The Florida Child Abuse Death Review Committee is a grimly named group whose role is to compile information regarding deaths that are verified by the Department of Children and Families. Among the deaths in 2011 were 32 attributed to drowning. The majority of these incidents occur when an untended child falls into a swimming pool. Drowning was the leading cause of death in the report released by Florida officials this month. While that number is clearly too high, it may fall far short of the actual number of drowning deaths among Florida children.
Anne Stewart is the head of the Palm Beach County Drowning Prevention Program. She understands that it is an impossible task for parents to watch their children every moment of every day. That is why she is a strong proponent of security measures when it comes to swimming pools. She stated that fences, alarms, and “water watchers” could have prevented all 32 child deaths reported in 2011.
The Committee’s report is not without some controversy. Members of the Committee have complained that more deaths should be included, not just those verified by the Department of Children and Families. One member pointed out that Miami-Dade County reported zero drowning deaths, a highly unlikely result.

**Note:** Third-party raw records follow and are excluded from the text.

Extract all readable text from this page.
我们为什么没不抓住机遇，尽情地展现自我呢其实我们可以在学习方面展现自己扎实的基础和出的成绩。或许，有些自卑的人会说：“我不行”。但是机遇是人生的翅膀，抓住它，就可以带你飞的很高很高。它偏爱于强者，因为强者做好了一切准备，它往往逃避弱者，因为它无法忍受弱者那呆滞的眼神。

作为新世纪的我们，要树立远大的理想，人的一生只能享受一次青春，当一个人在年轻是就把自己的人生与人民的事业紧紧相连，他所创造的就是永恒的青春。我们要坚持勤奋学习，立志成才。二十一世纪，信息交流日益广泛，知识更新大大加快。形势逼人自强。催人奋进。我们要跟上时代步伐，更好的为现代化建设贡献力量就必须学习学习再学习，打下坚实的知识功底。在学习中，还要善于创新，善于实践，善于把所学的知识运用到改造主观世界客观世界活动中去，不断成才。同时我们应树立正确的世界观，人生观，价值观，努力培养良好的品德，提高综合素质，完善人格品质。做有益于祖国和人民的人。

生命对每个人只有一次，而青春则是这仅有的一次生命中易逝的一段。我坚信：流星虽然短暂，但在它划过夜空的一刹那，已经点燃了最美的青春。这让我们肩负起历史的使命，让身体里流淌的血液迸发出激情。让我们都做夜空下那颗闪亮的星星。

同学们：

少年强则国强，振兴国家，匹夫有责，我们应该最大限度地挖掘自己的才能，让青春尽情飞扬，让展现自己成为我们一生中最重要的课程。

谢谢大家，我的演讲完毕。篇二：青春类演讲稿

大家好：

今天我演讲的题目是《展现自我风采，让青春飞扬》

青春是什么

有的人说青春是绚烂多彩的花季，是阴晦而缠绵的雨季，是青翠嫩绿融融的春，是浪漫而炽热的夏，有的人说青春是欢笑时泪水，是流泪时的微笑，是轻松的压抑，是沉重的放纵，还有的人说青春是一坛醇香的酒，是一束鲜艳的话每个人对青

Counties vary in their reporting standards and some officials might be reluctant to raise the specter of abuse or neglect in connection with a child’s death.
Drowning is a leading cause of death among children. It is also a largely preventable problem. Swimming pools are a deadly combination of attractive and dangerous. Children are drawn to pools, but they should not be allowed to approach a pool unsupervised. Vigilance is necessary to make a swimming pool safe for kids.